La littérature est remplie de sentiments que nous aurions aimé ressentir une seule fois dans notre vie. C'est pour cette raison qu'elle nous retient tant, qu'elle est une balise de nos espérances les plus folles, que ce soient celles de l'amour ou de l'ascèse, de la folie ou de la rigueur, un repère qui, lorsqu'un jour par hasard il survient dans notre propre environnement, nous rend atones et désemparés d'être arrivés dans notre existence à un point ultime de la littérature.
Ce soir-là, je sus que ma vie allait devenir une fuite en avant, avec cette femme à mes côtés, que je serais le fou, le fugitif, celui que l'on regarde et de qui l'on se gausse, pour s'être mis à l'intérieur d'une prison dont personne n'aperçoit le moindre barreau.
Méfiez-vous, dit Vladimir, l'amour est souvent une très petite chose que vous n'apercevez pas, parce que vous cherchez l'invention grandiose construite pendant votre enfance, et qui n'existe pas ... Mais la très petite chose, un jour envahit tout ...
Je crois que nos vies ont besoin de subir des arrivées et des départs, que des vides se comblent ou au contraire que des absences viennent sanctionner une mollesse. La fatigue survient - j'y ai beaucoup pensé - lorsque nous ne nous sentons plus à l'intersection de ceux qui nous ont précédés et de ceux dont nous sommes les contemporains. Deux lignes-forces de deux temps différents et que nous ne maîtrisons pas, mais que nous pouvons infléchir... Chaque fois qu'il y a rupture dans l'un ou l'autre sens, nous nous retrouvons démunis, sans niches, décalés de cette pliure que fait l'Histoire avec notre actualité. Alors le mal réapparait : une fatigue, un dégoût.

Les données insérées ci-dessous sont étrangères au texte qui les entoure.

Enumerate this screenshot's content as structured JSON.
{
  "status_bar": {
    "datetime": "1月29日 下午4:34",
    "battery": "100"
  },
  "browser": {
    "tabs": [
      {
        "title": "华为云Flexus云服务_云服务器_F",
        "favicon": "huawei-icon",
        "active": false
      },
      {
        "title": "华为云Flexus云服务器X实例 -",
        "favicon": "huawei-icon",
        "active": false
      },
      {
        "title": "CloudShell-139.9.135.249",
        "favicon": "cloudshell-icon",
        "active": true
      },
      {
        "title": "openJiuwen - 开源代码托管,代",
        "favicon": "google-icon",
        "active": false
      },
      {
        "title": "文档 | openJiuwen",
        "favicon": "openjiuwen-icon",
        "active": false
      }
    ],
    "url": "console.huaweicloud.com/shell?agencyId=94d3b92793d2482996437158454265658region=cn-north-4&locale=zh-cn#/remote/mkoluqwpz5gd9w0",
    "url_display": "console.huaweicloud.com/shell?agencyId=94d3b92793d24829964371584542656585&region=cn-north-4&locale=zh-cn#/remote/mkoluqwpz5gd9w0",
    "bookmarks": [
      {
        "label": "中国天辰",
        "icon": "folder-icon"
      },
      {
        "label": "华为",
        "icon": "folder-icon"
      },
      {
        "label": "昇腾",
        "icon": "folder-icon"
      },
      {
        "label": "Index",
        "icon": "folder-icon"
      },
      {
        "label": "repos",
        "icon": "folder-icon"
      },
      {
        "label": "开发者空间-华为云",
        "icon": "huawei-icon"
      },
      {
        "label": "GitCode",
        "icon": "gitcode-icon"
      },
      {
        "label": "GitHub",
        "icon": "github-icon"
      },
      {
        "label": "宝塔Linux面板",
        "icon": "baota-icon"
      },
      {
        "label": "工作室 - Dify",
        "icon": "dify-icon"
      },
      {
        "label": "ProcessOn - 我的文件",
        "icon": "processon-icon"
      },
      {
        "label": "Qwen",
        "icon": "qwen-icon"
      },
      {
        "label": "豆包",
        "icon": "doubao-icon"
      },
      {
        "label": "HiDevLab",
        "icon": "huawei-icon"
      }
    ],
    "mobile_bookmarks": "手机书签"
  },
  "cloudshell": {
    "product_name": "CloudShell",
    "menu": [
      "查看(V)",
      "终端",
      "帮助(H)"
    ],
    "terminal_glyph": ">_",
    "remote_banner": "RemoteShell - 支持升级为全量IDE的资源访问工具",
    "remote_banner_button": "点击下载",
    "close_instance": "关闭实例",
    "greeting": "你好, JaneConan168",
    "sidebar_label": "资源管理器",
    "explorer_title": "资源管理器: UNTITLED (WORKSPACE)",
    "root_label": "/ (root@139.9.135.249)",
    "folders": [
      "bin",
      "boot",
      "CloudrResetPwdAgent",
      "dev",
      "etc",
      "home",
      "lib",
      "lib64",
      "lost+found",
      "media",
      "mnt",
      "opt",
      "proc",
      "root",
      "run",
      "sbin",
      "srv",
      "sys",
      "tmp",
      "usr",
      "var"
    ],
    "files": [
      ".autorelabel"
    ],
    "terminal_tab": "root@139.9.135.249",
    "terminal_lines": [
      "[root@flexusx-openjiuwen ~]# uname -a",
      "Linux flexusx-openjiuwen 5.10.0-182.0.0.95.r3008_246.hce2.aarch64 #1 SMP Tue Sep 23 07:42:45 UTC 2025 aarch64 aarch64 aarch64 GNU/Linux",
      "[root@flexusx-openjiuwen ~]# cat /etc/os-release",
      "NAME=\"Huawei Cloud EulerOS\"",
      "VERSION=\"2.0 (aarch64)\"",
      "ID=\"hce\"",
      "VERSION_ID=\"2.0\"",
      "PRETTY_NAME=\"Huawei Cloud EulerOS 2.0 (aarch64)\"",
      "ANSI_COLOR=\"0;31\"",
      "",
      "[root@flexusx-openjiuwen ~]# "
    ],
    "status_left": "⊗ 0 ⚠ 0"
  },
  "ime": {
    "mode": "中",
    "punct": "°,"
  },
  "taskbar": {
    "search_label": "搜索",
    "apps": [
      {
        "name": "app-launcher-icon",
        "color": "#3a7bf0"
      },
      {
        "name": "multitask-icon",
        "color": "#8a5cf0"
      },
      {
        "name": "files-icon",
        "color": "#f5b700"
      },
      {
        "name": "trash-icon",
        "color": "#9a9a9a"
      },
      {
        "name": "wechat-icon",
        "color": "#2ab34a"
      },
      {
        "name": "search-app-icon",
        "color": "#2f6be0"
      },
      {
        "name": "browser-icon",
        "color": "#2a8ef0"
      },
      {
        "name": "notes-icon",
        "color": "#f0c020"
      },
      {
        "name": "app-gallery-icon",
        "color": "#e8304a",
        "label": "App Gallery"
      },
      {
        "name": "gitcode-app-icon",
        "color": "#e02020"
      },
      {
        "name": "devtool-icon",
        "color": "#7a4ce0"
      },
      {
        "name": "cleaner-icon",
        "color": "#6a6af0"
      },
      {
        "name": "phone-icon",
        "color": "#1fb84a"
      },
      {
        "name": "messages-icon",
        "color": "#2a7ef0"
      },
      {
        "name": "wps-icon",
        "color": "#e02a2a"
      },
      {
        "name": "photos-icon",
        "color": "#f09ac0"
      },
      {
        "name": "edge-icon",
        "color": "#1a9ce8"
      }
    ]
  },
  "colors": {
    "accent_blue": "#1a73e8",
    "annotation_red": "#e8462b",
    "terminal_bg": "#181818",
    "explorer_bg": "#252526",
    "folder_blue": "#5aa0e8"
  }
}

"Vos test HIV, pour vous et votre amie, sont négatifs", m'annonça le docteur Ferguson. Je lui avouai que j'avais surtout peur, depuis quelques semaines, d'avoir attrapé le sexe comme maladie transmissible. "Cette fille est un virus, insistai-je auprès du docteur Ferguson, elle est en train d'atteindre mes défenses immunitaires qui, comme vous le savez, sont importantes chez les écrivains... La drogue, l'alcool, le Grand Nord, la Collaboration, rien ne les effraient ils se sortent de tout ! Mais le sexe, docteur, en plein siècle sida, suis-je anachronique ?"
Comme souvent, le docteur Ferguson ne répondit pas à ma question, me posa une perfusion et me demanda, en échange, de me réhabituer à écrire des romans plutôt que d'essayer de les vivre.

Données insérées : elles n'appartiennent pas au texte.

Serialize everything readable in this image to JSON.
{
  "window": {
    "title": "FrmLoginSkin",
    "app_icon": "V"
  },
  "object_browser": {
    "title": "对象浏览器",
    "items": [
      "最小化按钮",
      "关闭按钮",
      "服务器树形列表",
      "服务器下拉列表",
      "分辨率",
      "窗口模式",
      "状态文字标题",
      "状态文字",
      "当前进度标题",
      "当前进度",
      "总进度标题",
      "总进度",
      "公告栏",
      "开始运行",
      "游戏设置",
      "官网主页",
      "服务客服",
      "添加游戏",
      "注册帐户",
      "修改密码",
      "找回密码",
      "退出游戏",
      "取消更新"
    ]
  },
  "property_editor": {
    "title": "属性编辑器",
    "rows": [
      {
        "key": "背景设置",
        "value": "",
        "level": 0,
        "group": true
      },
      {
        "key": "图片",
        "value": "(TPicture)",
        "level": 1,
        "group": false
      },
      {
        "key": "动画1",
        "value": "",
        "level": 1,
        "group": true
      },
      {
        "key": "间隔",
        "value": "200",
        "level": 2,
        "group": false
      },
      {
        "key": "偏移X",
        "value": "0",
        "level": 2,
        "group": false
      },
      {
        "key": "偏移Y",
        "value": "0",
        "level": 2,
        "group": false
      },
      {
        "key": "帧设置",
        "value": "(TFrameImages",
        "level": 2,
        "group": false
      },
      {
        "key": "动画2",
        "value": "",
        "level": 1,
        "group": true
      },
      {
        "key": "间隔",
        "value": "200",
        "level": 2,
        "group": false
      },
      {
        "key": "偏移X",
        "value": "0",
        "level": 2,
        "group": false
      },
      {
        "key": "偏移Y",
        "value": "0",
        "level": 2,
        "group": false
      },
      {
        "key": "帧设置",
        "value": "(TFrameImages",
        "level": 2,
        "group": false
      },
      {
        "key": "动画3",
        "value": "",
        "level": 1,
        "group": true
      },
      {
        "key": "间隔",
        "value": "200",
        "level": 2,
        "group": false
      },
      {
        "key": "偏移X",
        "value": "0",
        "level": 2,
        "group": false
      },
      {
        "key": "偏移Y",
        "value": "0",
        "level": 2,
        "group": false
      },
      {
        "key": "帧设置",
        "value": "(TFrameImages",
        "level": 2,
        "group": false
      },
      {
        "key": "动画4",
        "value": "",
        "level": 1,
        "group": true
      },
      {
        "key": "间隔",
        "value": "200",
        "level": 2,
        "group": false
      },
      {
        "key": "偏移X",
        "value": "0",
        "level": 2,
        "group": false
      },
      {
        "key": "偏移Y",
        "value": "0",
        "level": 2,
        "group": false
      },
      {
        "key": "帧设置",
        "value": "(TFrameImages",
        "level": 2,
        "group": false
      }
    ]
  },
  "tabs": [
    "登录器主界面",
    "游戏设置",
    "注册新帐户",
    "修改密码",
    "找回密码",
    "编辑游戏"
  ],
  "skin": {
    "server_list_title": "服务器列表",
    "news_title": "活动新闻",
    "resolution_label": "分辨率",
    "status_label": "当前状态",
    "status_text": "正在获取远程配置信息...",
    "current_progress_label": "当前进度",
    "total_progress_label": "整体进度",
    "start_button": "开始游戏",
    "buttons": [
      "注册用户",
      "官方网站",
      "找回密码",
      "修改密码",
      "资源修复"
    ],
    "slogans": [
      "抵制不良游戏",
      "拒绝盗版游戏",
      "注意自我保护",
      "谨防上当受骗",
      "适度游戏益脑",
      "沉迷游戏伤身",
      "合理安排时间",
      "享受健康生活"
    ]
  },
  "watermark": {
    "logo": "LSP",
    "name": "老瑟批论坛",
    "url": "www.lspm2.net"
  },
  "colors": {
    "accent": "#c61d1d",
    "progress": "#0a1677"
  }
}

Chaque année, mettre à jour la liste des sentiments disponibles.
Depuis le départ de Justine, je m'endormais le soir avec une bouillotte.
- Vous vous souvenez d'elle ?
- Oui, puisque je l'ai aimée.
- Qu'entendez-vous par là ?
- Aimer ?
- Oui, aimer.
- J'étais bien avec elle. J'étais malheureux avec elle. Quand elle fut absente, je suis entrée dans une cathédrale pour m'agenouiller, penser à Dieu et à ce visage qui s'enfuyait.

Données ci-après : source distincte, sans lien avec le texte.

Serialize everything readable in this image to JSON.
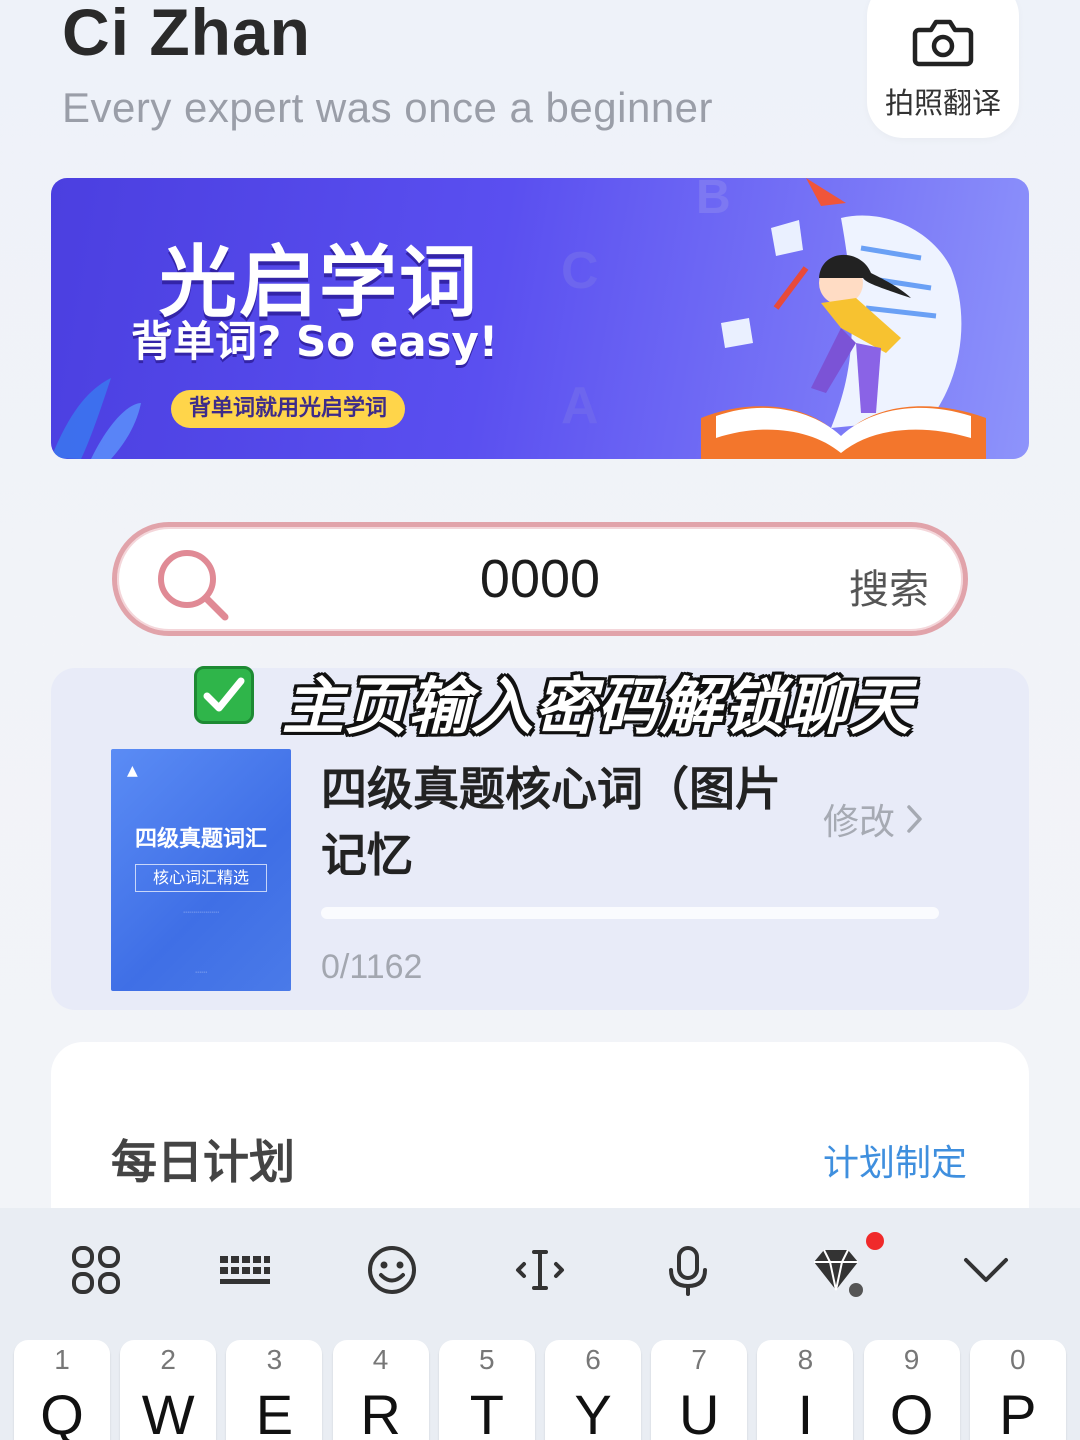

À l'instant où il sortait de ma voiture, le vieil autostoppeur que j'avais embarqué à la sortie de Mâcon-Nord se retourna et dit : - Où allez-vous ? - Je n'sais pas. - Comment saurez-vous que vous êtes arrivé ?
(La Compagnie des femmes)
Les anges portent des ailes invisibles qui viennent par inadvertance effleurer la peau de ceux qu’ils protègent, les picotements, les chatouillements, ce sont eux.